Another program that was crucial to my development during my first two years at UCF is the LEAD Scholars Academy. I was able to put those ideas [leadership theories] into practice throughout the program. This experience has proven incredibly useful as I pursue a career in medicine and the LEAD Scholars Academy also helped me connect to the greater Orlando community. During my sophomore year my LEAD Scholars projects were focused on social justice issues so I spent much of my free time volunteering at a food share for local homeless individuals. One night, when I was serving food and generally helping out, I approached a well-dressed man who was enjoying one of our meals. I started talking to him and he began to tell me how his losing his job overturned his life. However, he remained ever hopeful, talking about how he was searching for jobs and trying to reconnect with his children despite losing everything. Before I knew it, over an hour had passed. As I drove home that night I found myself replaying our conversation in my head, trying to figure out why this one conversation stood out from the hundreds of others I heard during my time volunteering. Then it finally struck me, for the first time I had truly listened to what he was saying without trying to interject or relate. I simply listened. You ask any physician for advice on what makes a good doctor and they’ll all tell you the same thing: listen to your patients. That night at the food share showed me exactly what it takes to truly listen. That experience single-handedly changed my outlook on my role as a healthcare provider, and shaped my dreams of becoming a doctor.
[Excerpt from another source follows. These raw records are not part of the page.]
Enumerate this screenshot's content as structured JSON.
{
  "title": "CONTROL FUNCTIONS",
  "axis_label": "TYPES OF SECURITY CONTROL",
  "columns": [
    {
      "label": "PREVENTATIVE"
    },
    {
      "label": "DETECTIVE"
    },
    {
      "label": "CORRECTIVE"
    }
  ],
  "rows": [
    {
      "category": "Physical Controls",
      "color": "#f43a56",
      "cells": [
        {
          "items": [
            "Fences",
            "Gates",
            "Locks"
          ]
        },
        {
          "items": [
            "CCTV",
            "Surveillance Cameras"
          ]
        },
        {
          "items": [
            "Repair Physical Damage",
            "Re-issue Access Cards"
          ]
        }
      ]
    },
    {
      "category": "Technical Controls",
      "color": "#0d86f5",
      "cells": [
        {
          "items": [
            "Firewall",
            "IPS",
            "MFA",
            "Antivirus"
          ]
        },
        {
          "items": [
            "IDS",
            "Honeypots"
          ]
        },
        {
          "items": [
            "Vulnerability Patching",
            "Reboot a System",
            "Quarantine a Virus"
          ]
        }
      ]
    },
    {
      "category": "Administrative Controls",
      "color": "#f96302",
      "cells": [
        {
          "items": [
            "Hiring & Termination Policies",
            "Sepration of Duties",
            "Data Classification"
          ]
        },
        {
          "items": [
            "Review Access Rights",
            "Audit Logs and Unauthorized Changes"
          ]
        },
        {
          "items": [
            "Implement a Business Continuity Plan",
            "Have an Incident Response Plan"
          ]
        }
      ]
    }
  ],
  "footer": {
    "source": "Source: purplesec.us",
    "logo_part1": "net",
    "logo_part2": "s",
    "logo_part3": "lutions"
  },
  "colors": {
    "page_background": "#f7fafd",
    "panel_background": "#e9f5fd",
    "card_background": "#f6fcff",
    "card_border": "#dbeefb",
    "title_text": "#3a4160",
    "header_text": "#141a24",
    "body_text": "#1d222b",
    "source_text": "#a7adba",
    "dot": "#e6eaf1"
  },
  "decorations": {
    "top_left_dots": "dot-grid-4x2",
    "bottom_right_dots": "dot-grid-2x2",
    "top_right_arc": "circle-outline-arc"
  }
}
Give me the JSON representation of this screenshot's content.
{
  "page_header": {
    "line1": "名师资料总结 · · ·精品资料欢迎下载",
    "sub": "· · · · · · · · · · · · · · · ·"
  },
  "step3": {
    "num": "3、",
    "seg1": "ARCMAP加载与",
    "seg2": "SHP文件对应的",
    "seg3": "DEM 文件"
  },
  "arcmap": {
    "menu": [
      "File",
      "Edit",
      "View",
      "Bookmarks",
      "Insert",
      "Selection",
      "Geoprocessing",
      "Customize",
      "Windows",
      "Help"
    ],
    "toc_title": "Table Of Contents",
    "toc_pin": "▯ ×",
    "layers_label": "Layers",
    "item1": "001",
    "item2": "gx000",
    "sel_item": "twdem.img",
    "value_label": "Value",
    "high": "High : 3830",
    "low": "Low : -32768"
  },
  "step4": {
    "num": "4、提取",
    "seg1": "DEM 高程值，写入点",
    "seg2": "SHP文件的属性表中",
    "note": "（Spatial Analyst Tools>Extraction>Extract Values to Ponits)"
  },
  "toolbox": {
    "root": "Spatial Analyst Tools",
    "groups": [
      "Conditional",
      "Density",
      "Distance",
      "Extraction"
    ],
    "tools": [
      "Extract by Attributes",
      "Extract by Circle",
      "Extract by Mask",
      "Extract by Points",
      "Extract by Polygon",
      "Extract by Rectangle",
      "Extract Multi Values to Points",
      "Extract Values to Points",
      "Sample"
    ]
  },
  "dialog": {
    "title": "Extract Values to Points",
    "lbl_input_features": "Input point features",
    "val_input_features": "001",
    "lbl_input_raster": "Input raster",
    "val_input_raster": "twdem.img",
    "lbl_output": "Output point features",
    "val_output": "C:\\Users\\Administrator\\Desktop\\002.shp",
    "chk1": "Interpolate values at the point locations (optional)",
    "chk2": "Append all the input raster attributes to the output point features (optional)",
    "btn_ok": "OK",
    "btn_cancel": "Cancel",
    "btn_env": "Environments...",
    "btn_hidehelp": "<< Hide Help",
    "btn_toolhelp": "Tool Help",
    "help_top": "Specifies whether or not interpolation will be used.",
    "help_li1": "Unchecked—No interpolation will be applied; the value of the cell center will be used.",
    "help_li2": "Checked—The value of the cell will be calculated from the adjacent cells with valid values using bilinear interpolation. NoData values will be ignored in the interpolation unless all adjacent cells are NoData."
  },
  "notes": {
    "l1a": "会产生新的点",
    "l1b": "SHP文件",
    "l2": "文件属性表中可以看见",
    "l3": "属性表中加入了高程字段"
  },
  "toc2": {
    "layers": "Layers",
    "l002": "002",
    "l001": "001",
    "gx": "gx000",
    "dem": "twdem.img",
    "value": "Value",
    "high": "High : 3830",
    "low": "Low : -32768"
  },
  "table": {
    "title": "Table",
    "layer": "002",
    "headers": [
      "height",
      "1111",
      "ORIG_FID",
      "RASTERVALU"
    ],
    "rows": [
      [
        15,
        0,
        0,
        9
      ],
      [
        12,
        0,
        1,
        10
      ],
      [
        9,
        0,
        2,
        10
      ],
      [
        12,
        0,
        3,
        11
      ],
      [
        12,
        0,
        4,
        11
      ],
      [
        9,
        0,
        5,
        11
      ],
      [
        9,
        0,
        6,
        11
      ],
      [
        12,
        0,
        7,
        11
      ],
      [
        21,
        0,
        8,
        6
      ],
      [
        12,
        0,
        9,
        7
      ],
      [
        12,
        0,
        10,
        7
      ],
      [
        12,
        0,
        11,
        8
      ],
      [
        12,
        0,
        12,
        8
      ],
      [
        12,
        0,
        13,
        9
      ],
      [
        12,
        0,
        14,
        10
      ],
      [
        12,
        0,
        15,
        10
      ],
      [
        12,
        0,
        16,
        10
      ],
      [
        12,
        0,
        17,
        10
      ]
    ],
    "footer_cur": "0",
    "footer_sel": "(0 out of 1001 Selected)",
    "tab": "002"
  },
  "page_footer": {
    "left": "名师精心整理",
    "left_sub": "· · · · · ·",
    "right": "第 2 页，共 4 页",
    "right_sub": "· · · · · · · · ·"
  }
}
I also found support amongst my pre-med peers in the Pre-Med American Medical Student Association, or Pre-Med AMSA. I attended a number of events through this organization, including many volunteering events, medical school tours, professional development workshops, and even had the opportunity to travel to five national conferences with the financial support of the university. I have found that UCF is very supportive of its students’ endeavors, which allowed me to experience opportunities that many other people may not get, such as meeting the U.S. Surgeon General, Dr. Vivek Murthy.
More highlights found at: http://honors.ucf.edu/spotlight.aspx?id=11047.
***Was there something that you very much appreciated at UCF?
I appreciated that the university supported my dreams. Going to medical school is a lofty goal and I always felt that UCF provided an abundance of resources and assistance to make sure I felt confident in my ability to reach these dreams. I felt that everyone with whom I interacted was actively invested in my success, which helped me achieve my highest aspirations. I also appreciated my professors. Every professor I interacted with was passionate about teaching even though they were also conducting groundbreaking research. These professors became my mentors and I am incredibly thankful to them for everything they have done these past four years.
***Future plans after graduation?
I will be attending the Johns Hopkins University School of Medicine this fall. I am not sure what specialty I will pursue after graduating from medical school, but I am excited to continue my medical career in Baltimore.
***If you could talk to other future students who are entering UCF, what would you say?
If I could give any advice to future students, it would be to find your passion and work incredibly hard to achieve your goal. UCF has an abundance of resources available, but you need to work hard and put yourself forward to take full advantage of everything this university has to offer. If you do that, you can achieve just about anything.